Citations put The Hawk in jeopardy

KU tradition could end if bar closes

One of Lawrence’s biggest and busiest campus-area bars is at risk of losing its liquor license for serving alcohol to underage drinkers.

The Hawk, 1340 Ohio, has been cited at least 18 times in the past three years for serving minors, according to the state’s Division of Alcoholic Beverage Control. In a hearing Tuesday at the Judicial and Law Enforcement Center, 111 E. 11th St., the director of the ABC heard testimony from police and reviewed fake IDs seized from bar patrons.

The state dismissed seven of the alleged violations, but ABC director Tom Groneman will consider in coming weeks whether the bar is guilty of the remaining 11 and whether those cases are serious enough to cause the bar to lose its license.

Chi Omega sorority sisters from left, Sam Rasmussen, a Sioux Falls, S.D., senior, Lindsey Jones, a Prairie Village senior, Laura Wolowicz, a Frisco, Texas, senior, and Jacquelyn Roemeling, a Wichita senior, take shots at The Hawk on Wednesday after delivering invitations to an upcoming pirate-theme party. The Kansas Alcoholic Beverage Control wants to revoke the bar's liquor license after citing the bar 18 times in the past three years for serving alcohol to minors.

Lawrence Police officer Larry Hamilton testified that when he wants to cite someone for underage drinking, he goes to The Hawk. Invariably, he said, he sees someone in the bar acting suspiciously – dropping a drink, sliding it across the table to a friend or running to the back of the room – when he arrives.

“It’s what officers commonly refer to as an easy pick,” Hamilton said. “It’s easy to go into The Hawk and get a minor in possession.”

But the bar’s owners, Tom Devlin and John Heleniak, claimed they’re being unfairly singled out by the state, in part because the bar is such a popular spot. Devlin said between 700 and 1,000 people pass through the bar each night.

Tom Devlin, co-owner of The Hawk, 1340 Ohio, shows Alcoholic Beverage Commission officials monitors used to oversee bar operations, located in an apartment at 1346 Ohio.

Devlin said the bar has added surveillance cameras and other technology to document exactly who comes through the doors, but that fake IDs are getting more sophisticated and more difficult to catch.

At the owners’ request, ABC director Groneman visited the bar after the hearing to inspect the security equipment.

“It is not humanly possible for anybody to run a tighter ship,” said Dan Owen, an attorney representing The Hawk.

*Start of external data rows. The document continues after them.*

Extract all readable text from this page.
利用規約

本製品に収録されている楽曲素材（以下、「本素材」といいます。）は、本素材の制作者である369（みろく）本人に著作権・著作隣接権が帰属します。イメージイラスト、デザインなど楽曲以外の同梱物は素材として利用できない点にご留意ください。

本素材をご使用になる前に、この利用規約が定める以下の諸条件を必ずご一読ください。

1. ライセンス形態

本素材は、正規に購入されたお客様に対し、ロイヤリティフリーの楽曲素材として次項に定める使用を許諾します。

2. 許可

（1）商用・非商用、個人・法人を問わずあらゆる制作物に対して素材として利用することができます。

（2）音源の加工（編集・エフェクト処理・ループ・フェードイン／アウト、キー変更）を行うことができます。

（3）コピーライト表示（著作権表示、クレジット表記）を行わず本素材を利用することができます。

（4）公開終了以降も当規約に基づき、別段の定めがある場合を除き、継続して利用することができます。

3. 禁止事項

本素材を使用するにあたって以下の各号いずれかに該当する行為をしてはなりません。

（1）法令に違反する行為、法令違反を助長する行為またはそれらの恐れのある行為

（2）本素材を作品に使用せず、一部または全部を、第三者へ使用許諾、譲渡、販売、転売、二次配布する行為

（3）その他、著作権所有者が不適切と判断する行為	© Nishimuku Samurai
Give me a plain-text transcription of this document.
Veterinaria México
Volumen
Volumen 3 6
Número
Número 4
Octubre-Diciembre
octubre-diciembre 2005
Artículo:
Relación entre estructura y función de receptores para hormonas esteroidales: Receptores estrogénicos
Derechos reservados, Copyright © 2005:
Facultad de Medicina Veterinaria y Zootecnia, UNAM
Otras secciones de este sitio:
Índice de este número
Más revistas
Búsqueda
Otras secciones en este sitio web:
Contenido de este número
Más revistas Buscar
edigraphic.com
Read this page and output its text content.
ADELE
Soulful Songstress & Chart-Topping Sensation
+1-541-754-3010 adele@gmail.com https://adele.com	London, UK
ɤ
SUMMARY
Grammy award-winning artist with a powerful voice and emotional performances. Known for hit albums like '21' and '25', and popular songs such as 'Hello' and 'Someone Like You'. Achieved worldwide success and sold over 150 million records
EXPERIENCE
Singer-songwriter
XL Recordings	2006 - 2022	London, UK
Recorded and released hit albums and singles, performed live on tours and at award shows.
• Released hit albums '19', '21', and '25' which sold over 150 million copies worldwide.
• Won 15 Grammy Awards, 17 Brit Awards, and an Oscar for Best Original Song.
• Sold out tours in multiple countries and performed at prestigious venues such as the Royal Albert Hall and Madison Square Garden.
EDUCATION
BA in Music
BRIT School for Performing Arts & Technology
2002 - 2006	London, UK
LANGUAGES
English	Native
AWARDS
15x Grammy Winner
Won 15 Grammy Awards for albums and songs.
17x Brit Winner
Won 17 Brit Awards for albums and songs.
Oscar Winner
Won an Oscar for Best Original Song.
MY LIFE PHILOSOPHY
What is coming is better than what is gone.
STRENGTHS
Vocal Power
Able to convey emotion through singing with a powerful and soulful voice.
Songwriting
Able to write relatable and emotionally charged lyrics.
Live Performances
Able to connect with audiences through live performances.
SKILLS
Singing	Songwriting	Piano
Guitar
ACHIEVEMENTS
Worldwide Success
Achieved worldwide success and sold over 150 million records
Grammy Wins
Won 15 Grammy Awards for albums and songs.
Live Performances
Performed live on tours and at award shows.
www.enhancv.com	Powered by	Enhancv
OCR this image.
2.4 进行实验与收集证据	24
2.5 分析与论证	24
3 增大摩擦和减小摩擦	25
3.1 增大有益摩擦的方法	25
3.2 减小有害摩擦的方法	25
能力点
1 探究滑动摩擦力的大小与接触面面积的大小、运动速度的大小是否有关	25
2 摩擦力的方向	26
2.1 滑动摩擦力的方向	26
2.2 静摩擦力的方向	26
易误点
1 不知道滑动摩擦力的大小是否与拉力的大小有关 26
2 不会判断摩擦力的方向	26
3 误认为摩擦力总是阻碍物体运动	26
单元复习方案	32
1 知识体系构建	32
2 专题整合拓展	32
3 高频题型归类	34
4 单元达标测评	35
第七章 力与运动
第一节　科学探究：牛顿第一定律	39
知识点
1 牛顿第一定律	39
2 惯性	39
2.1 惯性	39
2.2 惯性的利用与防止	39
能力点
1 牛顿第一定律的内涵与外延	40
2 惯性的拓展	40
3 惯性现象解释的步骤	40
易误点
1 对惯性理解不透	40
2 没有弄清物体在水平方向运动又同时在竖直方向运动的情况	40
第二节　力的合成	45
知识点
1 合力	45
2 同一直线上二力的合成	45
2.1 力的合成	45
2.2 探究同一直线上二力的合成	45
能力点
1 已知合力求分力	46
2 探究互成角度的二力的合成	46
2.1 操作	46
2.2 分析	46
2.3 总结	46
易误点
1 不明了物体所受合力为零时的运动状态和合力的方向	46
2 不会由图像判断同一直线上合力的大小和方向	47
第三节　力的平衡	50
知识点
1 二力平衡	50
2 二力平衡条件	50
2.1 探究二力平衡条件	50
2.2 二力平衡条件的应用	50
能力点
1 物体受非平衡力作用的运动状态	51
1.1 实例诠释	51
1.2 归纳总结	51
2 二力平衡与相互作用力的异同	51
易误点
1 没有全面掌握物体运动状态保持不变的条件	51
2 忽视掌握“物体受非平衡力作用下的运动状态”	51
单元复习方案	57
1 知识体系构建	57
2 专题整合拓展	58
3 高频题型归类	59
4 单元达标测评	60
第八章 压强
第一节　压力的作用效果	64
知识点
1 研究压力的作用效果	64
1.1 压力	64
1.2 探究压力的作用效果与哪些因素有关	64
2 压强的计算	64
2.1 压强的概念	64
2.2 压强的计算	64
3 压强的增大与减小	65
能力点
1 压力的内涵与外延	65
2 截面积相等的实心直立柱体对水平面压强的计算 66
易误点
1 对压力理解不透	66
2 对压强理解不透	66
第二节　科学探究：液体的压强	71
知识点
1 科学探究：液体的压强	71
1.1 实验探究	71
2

Brad Burke, assistant attorney general with Alcoholic Beverage Control, center, listens to Tom Devlin, right, co-owner of The Hawk, 1340 Ohio, as Burke, Tom Groneman, left, and Kay Ediger, also with ABC, make a walk-through inspection of the Lawrence bar Wednesday afternoon. The ABC is seeking to revoke the liquor license of The Hawk because of repeated underage-drinking citations.

Devlin said underage drinkers are drawn to his bar because of its location near the university. If he could pick up his bar and move it he would, he said.

“I get policed more than anyone in town,” he said.

One of the issues Groneman will consider is how closely the underage drinkers resembled the pictures on their fake IDs that were seized by police.

Two of the underage drinkers caught in the bar testified at Tuesday’s hearing, including Kansas University student Matthew Lamantia, 19, who was caught drinking a Pacifico beer on June 25. He testified that he got the fake ID he used to get into the bar from someone who gave it to him while he was considering joining a fraternity.

“He basically said, ‘As long as the guy’s the same hair color as you and the same eyes and it’s not expired, you should be fine'” to get into The Hawk, Lamantia said.

Both Lamantia and the police officer who cited him said they didn’t think he looked like the person pictured on the ID.

Owen, the bar’s attorney, said it’s not in the bar owners’ financial interests to serve underage drinkers.

Bar owners face a range of penalties up to revocation of their license each time an underage drinker is caught in the bar. The cases filed against the bar are separate from the criminal cases against the underage drinkers.

Before these cases, The Hawk’s owners had been found guilty of eight violations for serving minors. Earlier this year, they reached a settlement with the state, paying $10,000 to settle with ABC for some of those earlier violations.

Groneman’s decision won’t be made for at least two months.